By Emily Huie & Kedar Mankad, Policy Officers for Agriculture & Inclusive Growth, ONE
Washington is abuzz with conversations about the variety of trade bills currently under consideration by Congress. Trade negotiations are complicated. Sometimes it takes years to sort out the details, with rancorous debate from all sides of the negotiating table. Among these, ONE is focused on a non-controversial bill that has been in place for 15 years, The African Growth and Opportunity Act (AGOA).
We’ve already written about the benefits of AGOA and why we think trade is important to development; but trade has many components, and for Africa, agricultural trade is critical. Over 80% of Africa’s poor are employed in agriculture; 50% of the agricultural labor force is made up women; and agriculture contributes to about 30 percent of GDP. Currently, trading opportunities that would help bring more Africans out of poverty are underutilized. This reality also limits the impact of U.S. development programs like Feed the Future.
The U.S. needs a better agricultural trade policy with Africa. The Brookings Institution and Chicago Council on Global Affairs have both written extensively on this topic; tomorrow’s guest blog by Andrea Durkin, a respected voice in the field and author of the Chicago Council report will outline her views on agriculture and trade as well.
Here at ONE, our focus is to figure out what it will take to leverage this trade policy to end extreme poverty.
In 2013, AGOA exports to the United States from sub-Saharan Africa totaled $24.9 billion. Agriculture and food product exports were a mere $262 million of that total and constitute only 5% of all non-crude petroleum exports under AGOA. These agricultural exports are predominantly citrus fruits ($62 million), edible nuts ($58 million), wine ($52 million), and unmanufactured tobacco ($37 million).
The potential for growth in exports in the African agriculture sector is huge; in fact the World Bank estimates the sector as a whole could reach $1 trillion by 2030. But there are significant hurdles that African food producers face before being able to access the U.S. market, and many of the challenges are not unique to agriculture.
Non-tariff barriers to intra-African trade, particularly in the agricultural sector, are huge impediments to growth. Several key challenges facing food producers in particular are: limited access to markets outside of their local market, variability in quality of produce which impacts an ability to find buyers; and a lack of access to finance.
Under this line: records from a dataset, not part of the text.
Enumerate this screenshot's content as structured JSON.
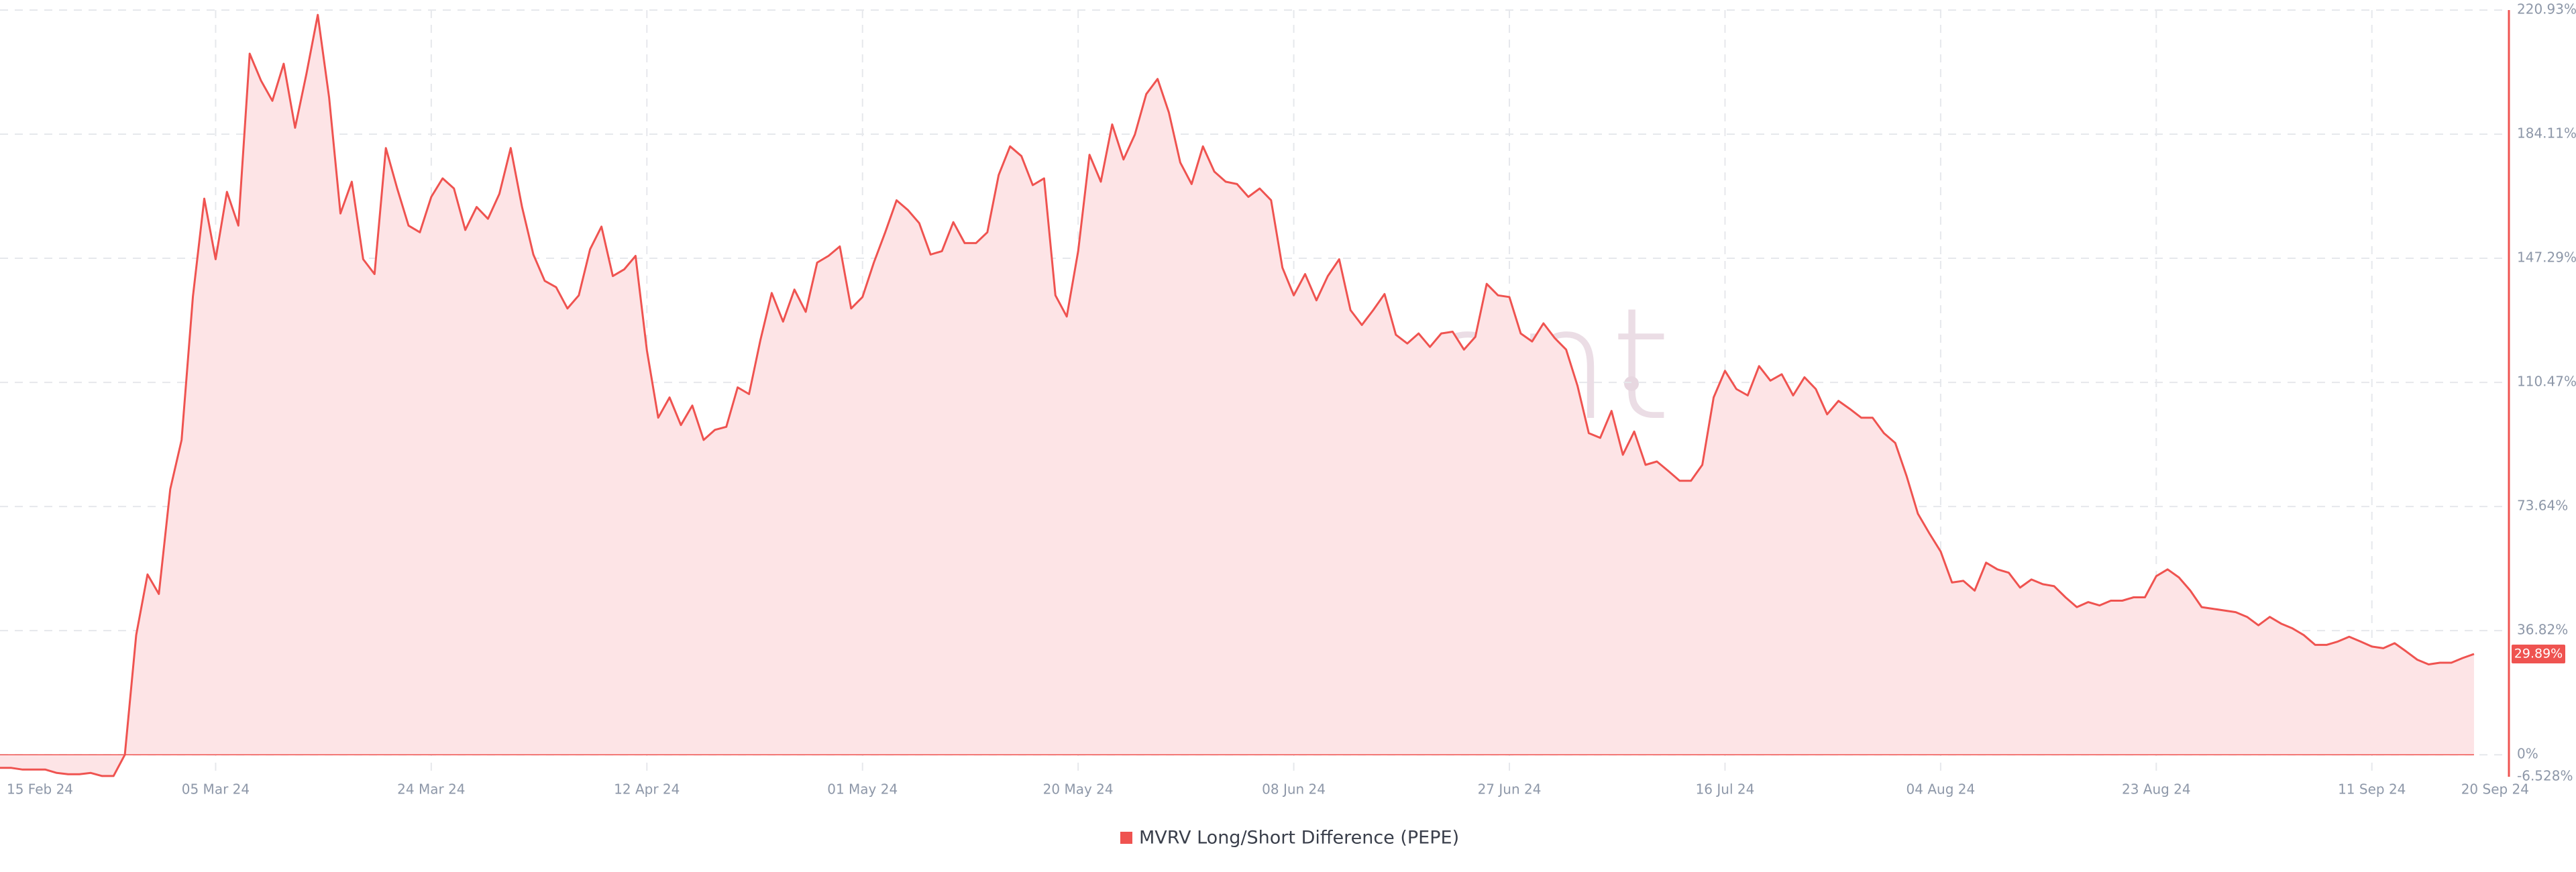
{
  "chart_data": {
    "type": "area",
    "watermark": "santiment",
    "x": [
      "2024-02-15",
      "2024-02-16",
      "2024-02-17",
      "2024-02-18",
      "2024-02-19",
      "2024-02-20",
      "2024-02-21",
      "2024-02-22",
      "2024-02-23",
      "2024-02-24",
      "2024-02-25",
      "2024-02-26",
      "2024-02-27",
      "2024-02-28",
      "2024-02-29",
      "2024-03-01",
      "2024-03-02",
      "2024-03-03",
      "2024-03-04",
      "2024-03-05",
      "2024-03-06",
      "2024-03-07",
      "2024-03-08",
      "2024-03-09",
      "2024-03-10",
      "2024-03-11",
      "2024-03-12",
      "2024-03-13",
      "2024-03-14",
      "2024-03-15",
      "2024-03-16",
      "2024-03-17",
      "2024-03-18",
      "2024-03-19",
      "2024-03-20",
      "2024-03-21",
      "2024-03-22",
      "2024-03-23",
      "2024-03-24",
      "2024-03-25",
      "2024-03-26",
      "2024-03-27",
      "2024-03-28",
      "2024-03-29",
      "2024-03-30",
      "2024-03-31",
      "2024-04-01",
      "2024-04-02",
      "2024-04-03",
      "2024-04-04",
      "2024-04-05",
      "2024-04-06",
      "2024-04-07",
      "2024-04-08",
      "2024-04-09",
      "2024-04-10",
      "2024-04-11",
      "2024-04-12",
      "2024-04-13",
      "2024-04-14",
      "2024-04-15",
      "2024-04-16",
      "2024-04-17",
      "2024-04-18",
      "2024-04-19",
      "2024-04-20",
      "2024-04-21",
      "2024-04-22",
      "2024-04-23",
      "2024-04-24",
      "2024-04-25",
      "2024-04-26",
      "2024-04-27",
      "2024-04-28",
      "2024-04-29",
      "2024-04-30",
      "2024-05-01",
      "2024-05-02",
      "2024-05-03",
      "2024-05-04",
      "2024-05-05",
      "2024-05-06",
      "2024-05-07",
      "2024-05-08",
      "2024-05-09",
      "2024-05-10",
      "2024-05-11",
      "2024-05-12",
      "2024-05-13",
      "2024-05-14",
      "2024-05-15",
      "2024-05-16",
      "2024-05-17",
      "2024-05-18",
      "2024-05-19",
      "2024-05-20",
      "2024-05-21",
      "2024-05-22",
      "2024-05-23",
      "2024-05-24",
      "2024-05-25",
      "2024-05-26",
      "2024-05-27",
      "2024-05-28",
      "2024-05-29",
      "2024-05-30",
      "2024-05-31",
      "2024-06-01",
      "2024-06-02",
      "2024-06-03",
      "2024-06-04",
      "2024-06-05",
      "2024-06-06",
      "2024-06-07",
      "2024-06-08",
      "2024-06-09",
      "2024-06-10",
      "2024-06-11",
      "2024-06-12",
      "2024-06-13",
      "2024-06-14",
      "2024-06-15",
      "2024-06-16",
      "2024-06-17",
      "2024-06-18",
      "2024-06-19",
      "2024-06-20",
      "2024-06-21",
      "2024-06-22",
      "2024-06-23",
      "2024-06-24",
      "2024-06-25",
      "2024-06-26",
      "2024-06-27",
      "2024-06-28",
      "2024-06-29",
      "2024-06-30",
      "2024-07-01",
      "2024-07-02",
      "2024-07-03",
      "2024-07-04",
      "2024-07-05",
      "2024-07-06",
      "2024-07-07",
      "2024-07-08",
      "2024-07-09",
      "2024-07-10",
      "2024-07-11",
      "2024-07-12",
      "2024-07-13",
      "2024-07-14",
      "2024-07-15",
      "2024-07-16",
      "2024-07-17",
      "2024-07-18",
      "2024-07-19",
      "2024-07-20",
      "2024-07-21",
      "2024-07-22",
      "2024-07-23",
      "2024-07-24",
      "2024-07-25",
      "2024-07-26",
      "2024-07-27",
      "2024-07-28",
      "2024-07-29",
      "2024-07-30",
      "2024-07-31",
      "2024-08-01",
      "2024-08-02",
      "2024-08-03",
      "2024-08-04",
      "2024-08-05",
      "2024-08-06",
      "2024-08-07",
      "2024-08-08",
      "2024-08-09",
      "2024-08-10",
      "2024-08-11",
      "2024-08-12",
      "2024-08-13",
      "2024-08-14",
      "2024-08-15",
      "2024-08-16",
      "2024-08-17",
      "2024-08-18",
      "2024-08-19",
      "2024-08-20",
      "2024-08-21",
      "2024-08-22",
      "2024-08-23",
      "2024-08-24",
      "2024-08-25",
      "2024-08-26",
      "2024-08-27",
      "2024-08-28",
      "2024-08-29",
      "2024-08-30",
      "2024-08-31",
      "2024-09-01",
      "2024-09-02",
      "2024-09-03",
      "2024-09-04",
      "2024-09-05",
      "2024-09-06",
      "2024-09-07",
      "2024-09-08",
      "2024-09-09",
      "2024-09-10",
      "2024-09-11",
      "2024-09-12",
      "2024-09-13",
      "2024-09-14",
      "2024-09-15",
      "2024-09-16",
      "2024-09-17",
      "2024-09-18",
      "2024-09-19",
      "2024-09-20"
    ],
    "series": [
      {
        "name": "MVRV Long/Short Difference (PEPE)",
        "color": "#ef5350",
        "fill": "#fde4e6",
        "values": [
          -3.9,
          -3.9,
          -4.4,
          -4.4,
          -4.4,
          -5.4,
          -5.8,
          -5.8,
          -5.4,
          -6.3,
          -6.3,
          0,
          35.5,
          53.5,
          47.7,
          78.8,
          93.4,
          136,
          165,
          147,
          167,
          157,
          208,
          200,
          194,
          205,
          186,
          202,
          219.5,
          195,
          160.6,
          170,
          147,
          142.6,
          180,
          168,
          157,
          155,
          165.5,
          171,
          168,
          155.7,
          162.5,
          159,
          166.4,
          180,
          162.5,
          148.4,
          140.6,
          138.7,
          132.4,
          136.3,
          150,
          156.7,
          142,
          144,
          148,
          120,
          100,
          106,
          97.8,
          103.6,
          93.4,
          96.4,
          97.3,
          109,
          107,
          123,
          137,
          128.5,
          138,
          131.4,
          146,
          148,
          150.8,
          132.4,
          135.8,
          146,
          155,
          164.5,
          161.6,
          157.7,
          148.4,
          149.4,
          158,
          151.8,
          151.8,
          155,
          172,
          180.5,
          177.6,
          169,
          171,
          136.3,
          130,
          149.4,
          178,
          170,
          187,
          176.6,
          184,
          196,
          200.5,
          190.5,
          175.7,
          169.3,
          180.5,
          173,
          170,
          169.3,
          165.5,
          168,
          164.5,
          144.5,
          136.3,
          142.6,
          134.8,
          142,
          147,
          131.9,
          127.5,
          131.9,
          136.7,
          124.6,
          122,
          125,
          121,
          125,
          125.5,
          120.2,
          124,
          139.7,
          136.3,
          135.8,
          125,
          122.6,
          128,
          123.6,
          120.2,
          109.5,
          95.4,
          94,
          102,
          89,
          95.9,
          86,
          87,
          84.2,
          81.3,
          81.3,
          86,
          106,
          113.9,
          108.5,
          106.6,
          115.3,
          111,
          112.9,
          106.6,
          112,
          108.5,
          101,
          105,
          102.6,
          100,
          100,
          95.4,
          92.5,
          82.7,
          71.5,
          65.7,
          60.3,
          51.1,
          51.6,
          48.7,
          57,
          55,
          54,
          49.6,
          52,
          50.6,
          50,
          46.7,
          43.8,
          45.3,
          44.3,
          45.7,
          45.7,
          46.7,
          46.7,
          53,
          55,
          52.6,
          48.7,
          43.8,
          43.3,
          42.8,
          42.3,
          40.9,
          38.4,
          40.9,
          38.9,
          37.5,
          35.5,
          32.6,
          32.6,
          33.6,
          35,
          33.6,
          32.1,
          31.6,
          33.1,
          30.7,
          28.2,
          26.8,
          27.3,
          27.3,
          28.7,
          29.89
        ],
        "last_value_label": "29.89%"
      }
    ],
    "xlim": [
      "2024-02-15",
      "2024-09-20"
    ],
    "xticks": [
      {
        "value": "2024-02-15",
        "label": "15 Feb 24"
      },
      {
        "value": "2024-03-05",
        "label": "05 Mar 24"
      },
      {
        "value": "2024-03-24",
        "label": "24 Mar 24"
      },
      {
        "value": "2024-04-12",
        "label": "12 Apr 24"
      },
      {
        "value": "2024-05-01",
        "label": "01 May 24"
      },
      {
        "value": "2024-05-20",
        "label": "20 May 24"
      },
      {
        "value": "2024-06-08",
        "label": "08 Jun 24"
      },
      {
        "value": "2024-06-27",
        "label": "27 Jun 24"
      },
      {
        "value": "2024-07-16",
        "label": "16 Jul 24"
      },
      {
        "value": "2024-08-04",
        "label": "04 Aug 24"
      },
      {
        "value": "2024-08-23",
        "label": "23 Aug 24"
      },
      {
        "value": "2024-09-11",
        "label": "11 Sep 24"
      },
      {
        "value": "2024-09-20",
        "label": "20 Sep 24"
      }
    ],
    "ylim": [
      -6.528,
      220.93
    ],
    "yticks": [
      {
        "value": -6.528,
        "label": "-6.528%"
      },
      {
        "value": 0,
        "label": "0%"
      },
      {
        "value": 36.82,
        "label": "36.82%"
      },
      {
        "value": 73.64,
        "label": "73.64%"
      },
      {
        "value": 110.47,
        "label": "110.47%"
      },
      {
        "value": 147.29,
        "label": "147.29%"
      },
      {
        "value": 184.11,
        "label": "184.11%"
      },
      {
        "value": 220.93,
        "label": "220.93%"
      }
    ],
    "grid": true,
    "legend": "bottom"
  }
}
Another big problem African food producers face is inadequate infrastructure, which limits their ability to get goods to market. High transport costs drive up the price of goods, making it difficult to compete with more developed regions. The United States and other donors should increase financial assistance aimed at improving hard infrastructure as well as provide technical assistance to reduce costly delays in moving goods across borders and through ports.
Technical Assistance and Capacity building
Participating in the global trading system requires the ability to meet standards, regulations, testing and certification requirements. Many African countries, particularly the Least Developed Countries (LDCs), lack the capacity to do so, limiting their ability to export agricultural goods. The United States and other donors must work to provide the technical assistance and training needed to understand and meet these requirements.
For example, sanitary and phyto-sanitary standards (SPS) ensure that food is safe to import. Meeting the U.S. standards is a very high bar for resource-poor African food producers. The U.S. Department of Agriculture should provide technical assistance on how to navigate this complex process, and help build countries capacity to help farmers meet our standards.
Access to U.S. markets
The U.S. should eliminate all tariffs and quotas on agricultural exports from AGOA-eligible countries, especially from LDCs. Brookings estimates that eliminating tariffs alone would increase exports by over $105 million compared to what it would be otherwise in 2025, with only minor reductions in U.S. production.
As African food producers are able to export more products and earn greater profits, their local economies will improve. As their local economies grow, new opportunities for investment will open up for U.S. companies to enter into the African market. Thus, the benefits of increased trade run in both directions.
Today, the US House of Representatives passed legislation that will reauthorize AGOA for the next ten years. We hope that following AGOA’s reauthorization, officials at the U.S. Trade Representative and other federal agencies will focus on how to address barriers to trade in Africa, and we urge them to prioritize agriculture in all future trade negotiations with African countries.
ONE wants to see trade barriers carefully lifted in a way that benefits the very poorest in African communities. Agriculture, trade and development are intrinsically linked, and AGOA affords the United States an opportunity to set an approach to trade that has boosting agricultural activity for the poorest, and development objectives at its heart.